1. A shielded electrical connector comprising:

a unitary conductive shield having a plurality of walls defining a cavity therein;

an insulative housing engaged with and received in the conductive shield, the housing defining a plurality of contact passageways therein; and

a plurality of contacts received in the corresponding contact passageways; wherein

said shield includes at least a top wall a first side wall, and a front wall having a mating portion projecting therefrom for recieving a mating connector therethrough to mate with the contacts retained in the housing said first side wall integrally extending from the top wall, said front wall integrally extending from said first side wall while not directly connected to the top wall.

2. The shielded electrical connector as described in claim 1, wherein said mating portion of the shield integrally and outwardly projects from the front wall and is formed by drawing the front wall.

3. The shielded electrical connector as described in claim 2, wherein the shield further comprises a second side wall opposite to the first side wall, said second side wall being engaged with the front wall by means of a fastening section.

4. The shielded electrical connector as described in claim 3, wherein the fastening section comprises a tab extending from the front wall with a hole defined therein and a fastening piece formed on the second side wall engaging with the hole in the tab.

5. The shielded electrical connector as described in claim 1, wherein the shield comprises a rear wall for shielding a rear end of the housing.

6. The shielded electrical connector as described in claim 5, wherein:

the rear wall comprises an engagement piece; and

the housing comprises a groove formed on a rear end thereof for engaging with the engagement piece to prevent upward movement of the shield with respect to the housing.

7. The shielded electrical connector as described in claim 1, wherein:

the shield comprises a resilient spring contact inwardly and rearwardly extending from a top wall thereof; and

the housing comprises a cutout formed in a top insulative wall thereof for receiving the spring contact therein.

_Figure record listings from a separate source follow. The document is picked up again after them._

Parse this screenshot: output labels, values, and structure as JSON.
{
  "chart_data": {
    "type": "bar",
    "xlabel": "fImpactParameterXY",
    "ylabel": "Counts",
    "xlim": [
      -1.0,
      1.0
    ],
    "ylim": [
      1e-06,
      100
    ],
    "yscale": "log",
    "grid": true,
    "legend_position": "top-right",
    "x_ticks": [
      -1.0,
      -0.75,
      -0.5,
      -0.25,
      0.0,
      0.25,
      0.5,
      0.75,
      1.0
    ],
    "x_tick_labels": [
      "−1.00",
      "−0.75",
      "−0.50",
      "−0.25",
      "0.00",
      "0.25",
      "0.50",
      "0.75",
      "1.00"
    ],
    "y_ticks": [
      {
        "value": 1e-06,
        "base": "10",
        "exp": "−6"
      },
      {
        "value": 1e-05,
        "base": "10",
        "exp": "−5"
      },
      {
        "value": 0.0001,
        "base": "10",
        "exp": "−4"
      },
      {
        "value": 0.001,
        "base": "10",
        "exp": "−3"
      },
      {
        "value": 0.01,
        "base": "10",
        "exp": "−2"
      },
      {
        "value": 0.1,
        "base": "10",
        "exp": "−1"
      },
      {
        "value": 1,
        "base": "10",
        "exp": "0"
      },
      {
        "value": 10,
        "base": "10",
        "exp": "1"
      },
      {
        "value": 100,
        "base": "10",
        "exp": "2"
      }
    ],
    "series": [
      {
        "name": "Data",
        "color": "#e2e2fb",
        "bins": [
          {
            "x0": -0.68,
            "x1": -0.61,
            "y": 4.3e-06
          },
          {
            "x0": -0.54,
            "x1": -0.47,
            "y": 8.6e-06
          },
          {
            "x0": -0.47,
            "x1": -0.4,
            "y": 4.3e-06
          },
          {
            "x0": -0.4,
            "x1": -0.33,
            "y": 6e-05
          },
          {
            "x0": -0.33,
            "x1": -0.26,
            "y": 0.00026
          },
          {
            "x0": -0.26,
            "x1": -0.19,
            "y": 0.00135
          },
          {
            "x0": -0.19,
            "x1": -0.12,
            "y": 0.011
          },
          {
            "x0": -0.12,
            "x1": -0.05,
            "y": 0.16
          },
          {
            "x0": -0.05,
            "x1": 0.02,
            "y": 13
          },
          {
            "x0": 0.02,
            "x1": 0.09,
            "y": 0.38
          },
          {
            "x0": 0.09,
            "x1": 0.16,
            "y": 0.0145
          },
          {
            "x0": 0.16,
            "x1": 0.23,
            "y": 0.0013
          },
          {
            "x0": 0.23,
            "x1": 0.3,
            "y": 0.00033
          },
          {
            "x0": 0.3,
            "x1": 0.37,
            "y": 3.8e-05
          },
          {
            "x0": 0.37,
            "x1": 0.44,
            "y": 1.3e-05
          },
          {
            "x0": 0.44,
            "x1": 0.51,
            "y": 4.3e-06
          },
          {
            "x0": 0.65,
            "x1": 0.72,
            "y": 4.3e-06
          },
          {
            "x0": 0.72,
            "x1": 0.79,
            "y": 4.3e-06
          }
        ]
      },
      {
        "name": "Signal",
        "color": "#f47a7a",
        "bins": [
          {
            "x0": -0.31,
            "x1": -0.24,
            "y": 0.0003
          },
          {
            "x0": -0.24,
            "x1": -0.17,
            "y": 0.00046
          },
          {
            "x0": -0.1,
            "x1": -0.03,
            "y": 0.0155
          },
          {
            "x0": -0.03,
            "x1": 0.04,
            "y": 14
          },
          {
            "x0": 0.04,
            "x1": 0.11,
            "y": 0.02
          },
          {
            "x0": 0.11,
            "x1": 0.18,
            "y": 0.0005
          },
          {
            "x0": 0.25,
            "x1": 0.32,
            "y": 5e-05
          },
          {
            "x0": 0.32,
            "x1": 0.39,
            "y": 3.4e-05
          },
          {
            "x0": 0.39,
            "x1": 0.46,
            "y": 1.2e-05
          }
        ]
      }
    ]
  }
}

8. A shielded electrical connector comprising:

a unitary conductive shield having a plurality of walls defining a cavity therein;

an insulative housing engaged with and received within the conductive shield; and

a plurality of contacts received within the housing;

said shield including a top wall, a first side wall a second side wall opposite to the first side wall, and a front wall, wherein said first and second side walls integrally extend from the top wall, the front wall integrally extends from the first side wall and is latchably secured to the second side wall while is not directly integrally connected to the top wall, and a resilient spring contact integrally and inwardly extends from one of said top wall and said front wall for engaging with a shield of a mating connector.

9. The connector as described in claim 8, wherein said resilient spring contact integrally extends from said top wall.

10. A shielded electrical connector comprising:

a unitary conductive shield having a plurality of walls defining a cavity therein;

an insulative housing engaged with the received within the conductive shield;

said shield including a top wall, a side wall extending downward from one side edge of the top wall, a front wall extending sideward from a front edge of the side wall while being not directly integrally connected to the top wall; wherein

a circumferential mating portion forwardly extends from a middle portion of the front wall, and a resilient spring contact integrally extends rearwardly from a front edge of the top wall opposite to said mating portion.